Nobody can truly master the art of basketball. There is too much to learn, too much to do. And then, even if you somehow spent a lifetime learning the moves of every artist, savant and genius that has previously played the game, you'd then have to learn it all over again. The game is ever-changing, and creativity is at its heart. Therefore, mastering the game consists not just of learning what the previous masters have done, but utilizing that knowledge to forge a new way forward. With so many different players, so many different styles, and an infinite number of new possibilities, there is no way one person can learn how to do everything possible on a basketball court. But one man has come closer than all the others.

Kobe Bryant is not the best basketball player in history.

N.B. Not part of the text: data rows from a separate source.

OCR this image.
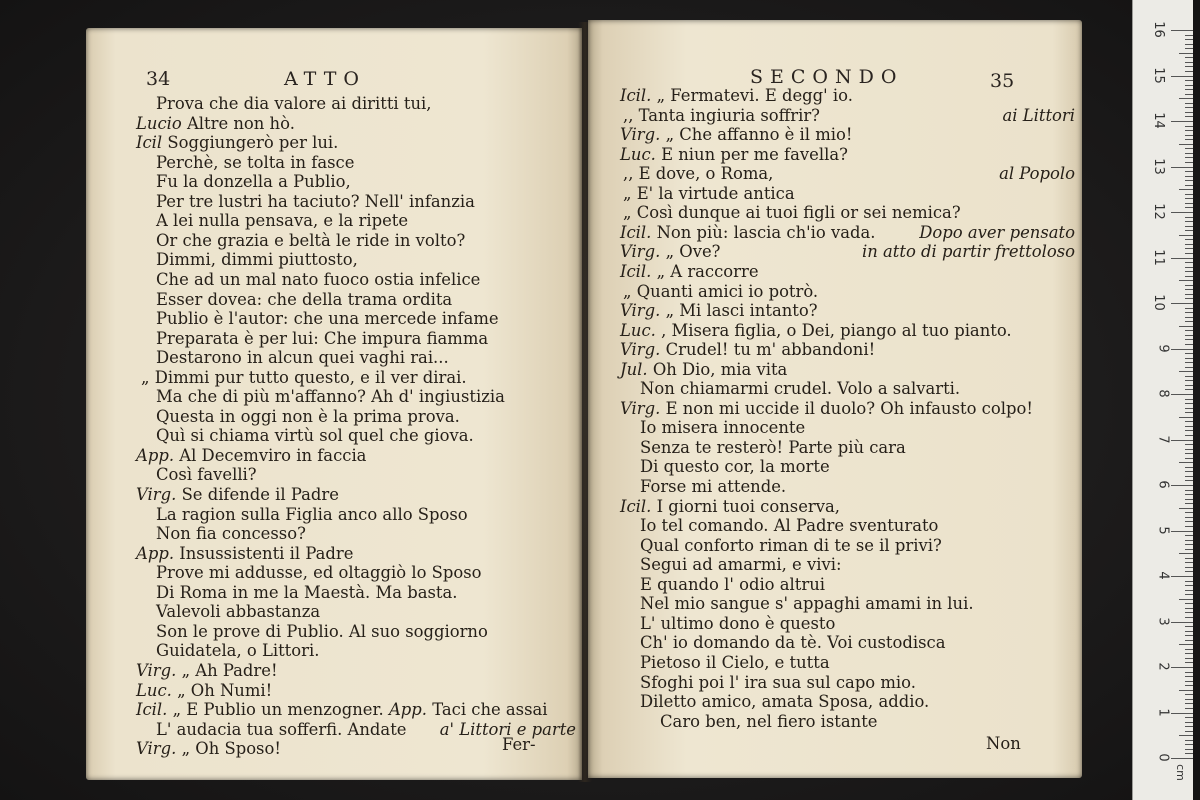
34	ATTO
Prova che dia valore ai diritti tui,
Lucio Altre non hò.
Icil Soggiungerò per lui.
Perchè, se tolta in fasce
Fu la donzella a Publio,
Per tre lustri ha taciuto? Nell' infanzia
A lei nulla pensava, e la ripete
Or che grazia e beltà le ride in volto?
Dimmi, dimmi piuttosto,
Che ad un mal nato fuoco ostia infelice
Esser dovea: che della trama ordita
Publio è l'autor: che una mercede infame
Preparata è per lui: Che impura fiamma
Destarono in alcun quei vaghi rai...
„ Dimmi pur tutto questo, e il ver dirai.
Ma che di più m'affanno? Ah d' ingiustizia
Questa in oggi non è la prima prova.
Quì si chiama virtù sol quel che giova.
App. Al Decemviro in faccia
Così favelli?
Virg. Se difende il Padre
La ragion sulla Figlia anco allo Sposo
Non fia concesso?
App. Insussistenti il Padre
Prove mi addusse, ed oltaggiò lo Sposo
Di Roma in me la Maestà. Ma basta.
Valevoli abbastanza
Son le prove di Publio. Al suo soggiorno
Guidatela, o Littori.
Virg. „ Ah Padre!
Luc. „ Oh Numi!
Icil. „ E Publio un menzogner. App. Taci che assai
L' audacia tua sofferfi. Andate a' Littori e parte
Virg. „ Oh Sposo!	Fer-
SECONDO	35
Icil. „ Fermatevi. E degg' io.
,, Tanta ingiuria soffrir?	ai Littori
Virg. „ Che affanno è il mio!
Luc. E niun per me favella?
,, E dove, o Roma,	al Popolo
„ E' la virtude antica
„ Così dunque ai tuoi figli or sei nemica?
Icil. Non più: lascia ch'io vada.	Dopo aver pensato
Virg. „ Ove?	in atto di partir frettoloso
Icil. „ A raccorre
„ Quanti amici io potrò.
Virg. „ Mi lasci intanto?
Luc. , Misera figlia, o Dei, piango al tuo pianto.
Virg. Crudel! tu m' abbandoni!
Jul. Oh Dio, mia vita
Non chiamarmi crudel. Volo a salvarti.
Virg. E non mi uccide il duolo? Oh infausto colpo!
Io misera innocente
Senza te resterò! Parte più cara
Di questo cor, la morte
Forse mi attende.
Icil. I giorni tuoi conserva,
Io tel comando. Al Padre sventurato
Qual conforto riman di te se il privi?
Segui ad amarmi, e vivi:
E quando l' odio altrui
Nel mio sangue s' appaghi amami in lui.
L' ultimo dono è questo
Ch' io domando da tè. Voi custodisca
Pietoso il Cielo, e tutta
Sfoghi poi l' ira sua sul capo mio.
Diletto amico, amata Sposa, addio.
Caro ben, nel fiero istante
Non
cm
16
15
14
13
12
11
10
9
8
7
6
5
4
3
2
1
0
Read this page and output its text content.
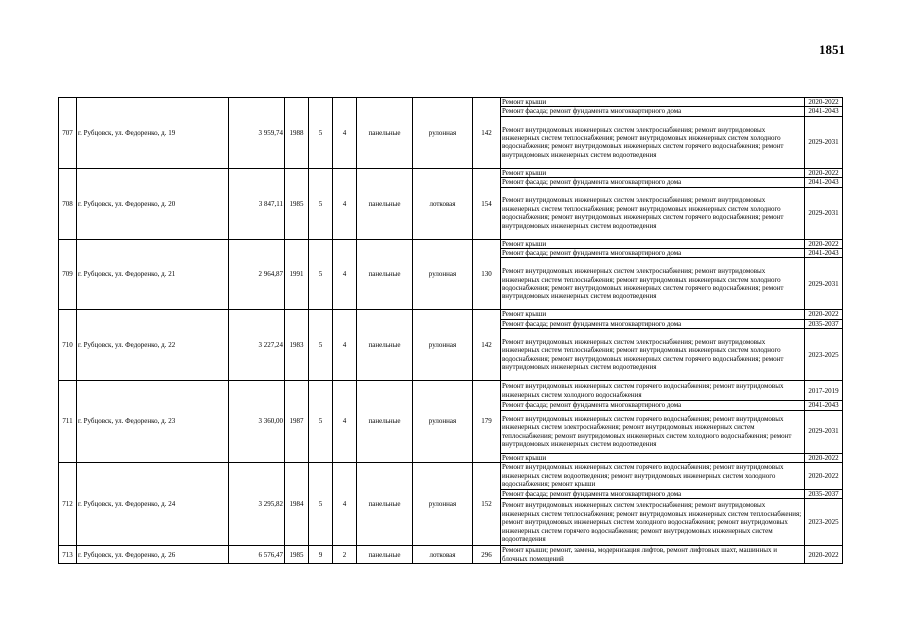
1851
707	г. Рубцовск, ул. Федоренко, д. 19	3 959,74	1988	5	4	панельные	рулонная	142	Ремонт крыши	2020-2022
									Ремонт фасада; ремонт фундамента многоквартирного дома	2041-2043
									Ремонт внутридомовых инженерных систем электроснабжения; ремонт внутридомовых инженерных систем теплоснабжения; ремонт внутридомовых инженерных систем холодного водоснабжения; ремонт внутридомовых инженерных систем горячего водоснабжения; ремонт внутридомовых инженерных систем водоотведения	2029-2031
708	г. Рубцовск, ул. Федоренко, д. 20	3 847,11	1985	5	4	панельные	лотковая	154	Ремонт крыши	2020-2022
									Ремонт фасада; ремонт фундамента многоквартирного дома	2041-2043
									Ремонт внутридомовых инженерных систем электроснабжения; ремонт внутридомовых инженерных систем теплоснабжения; ремонт внутридомовых инженерных систем холодного водоснабжения; ремонт внутридомовых инженерных систем горячего водоснабжения; ремонт внутридомовых инженерных систем водоотведения	2029-2031
709	г. Рубцовск, ул. Федоренко, д. 21	2 964,87	1991	5	4	панельные	рулонная	130	Ремонт крыши	2020-2022
									Ремонт фасада; ремонт фундамента многоквартирного дома	2041-2043
									Ремонт внутридомовых инженерных систем электроснабжения; ремонт внутридомовых инженерных систем теплоснабжения; ремонт внутридомовых инженерных систем холодного водоснабжения; ремонт внутридомовых инженерных систем горячего водоснабжения; ремонт внутридомовых инженерных систем водоотведения	2029-2031
710	г. Рубцовск, ул. Федоренко, д. 22	3 227,24	1983	5	4	панельные	рулонная	142	Ремонт крыши	2020-2022
									Ремонт фасада; ремонт фундамента многоквартирного дома	2035-2037
									Ремонт внутридомовых инженерных систем электроснабжения; ремонт внутридомовых инженерных систем теплоснабжения; ремонт внутридомовых инженерных систем холодного водоснабжения; ремонт внутридомовых инженерных систем горячего водоснабжения; ремонт внутридомовых инженерных систем водоотведения	2023-2025
711	г. Рубцовск, ул. Федоренко, д. 23	3 360,00	1987	5	4	панельные	рулонная	179	Ремонт внутридомовых инженерных систем горячего водоснабжения; ремонт внутридомовых инженерных систем холодного водоснабжения	2017-2019
									Ремонт фасада; ремонт фундамента многоквартирного дома	2041-2043
									Ремонт внутридомовых инженерных систем горячего водоснабжения; ремонт внутридомовых инженерных систем электроснабжения; ремонт внутридомовых инженерных систем теплоснабжения; ремонт внутридомовых инженерных систем холодного водоснабжения; ремонт внутридомовых инженерных систем водоотведения	2029-2031
									Ремонт крыши	2020-2022
712	г. Рубцовск, ул. Федоренко, д. 24	3 295,82	1984	5	4	панельные	рулонная	152	Ремонт внутридомовых инженерных систем горячего водоснабжения; ремонт внутридомовых инженерных систем водоотведения; ремонт внутридомовых инженерных систем холодного водоснабжения; ремонт крыши	2020-2022
									Ремонт фасада; ремонт фундамента многоквартирного дома	2035-2037
									Ремонт внутридомовых инженерных систем электроснабжения; ремонт внутридомовых инженерных систем теплоснабжения; ремонт внутридомовых инженерных систем теплоснабжения; ремонт внутридомовых инженерных систем холодного водоснабжения; ремонт внутридомовых инженерных систем горячего водоснабжения; ремонт внутридомовых инженерных систем водоотведения	2023-2025
713	г. Рубцовск, ул. Федоренко, д. 26	6 576,47	1985	9	2	панельные	лотковая	296	Ремонт крыши; ремонт, замена, модернизация лифтов, ремонт лифтовых шахт, машинных и блочных помещений	2020-2022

He's not the best basketball player at any one thing. Players like Ray Allen and Steve Nash are better shooters. Magic Johnson was a better passer. LeBron James and Michael Jordan are/were better athletes. Kobe can't dominate like Shaq or Wilt Chamberlain, can't anchor a defense like Bill Russel or Dwight Howard. But, when Kobe's legacy has been fully and finally written, he may just be able to lay claim to being basketball's greatest master.

This is not the same thing as being the best player ever to play the game. If Kobe's career ended today, he would not be remembered as the greatest ever. In fact, he would have to accomplish quite a bit on top of his already successful career in order for all but the most ardent fans that Kobe belongs at the top of that list. But the greatest master of the game? That's an argument Kobe definitely belongs in. Mastering a craft, any craft, requires innate talent, but it also requires dedication and focus. You'd be hard pressed to find anybody who has dedicated their lives to basketball with quite the same intense focus that Kobe Bryant has.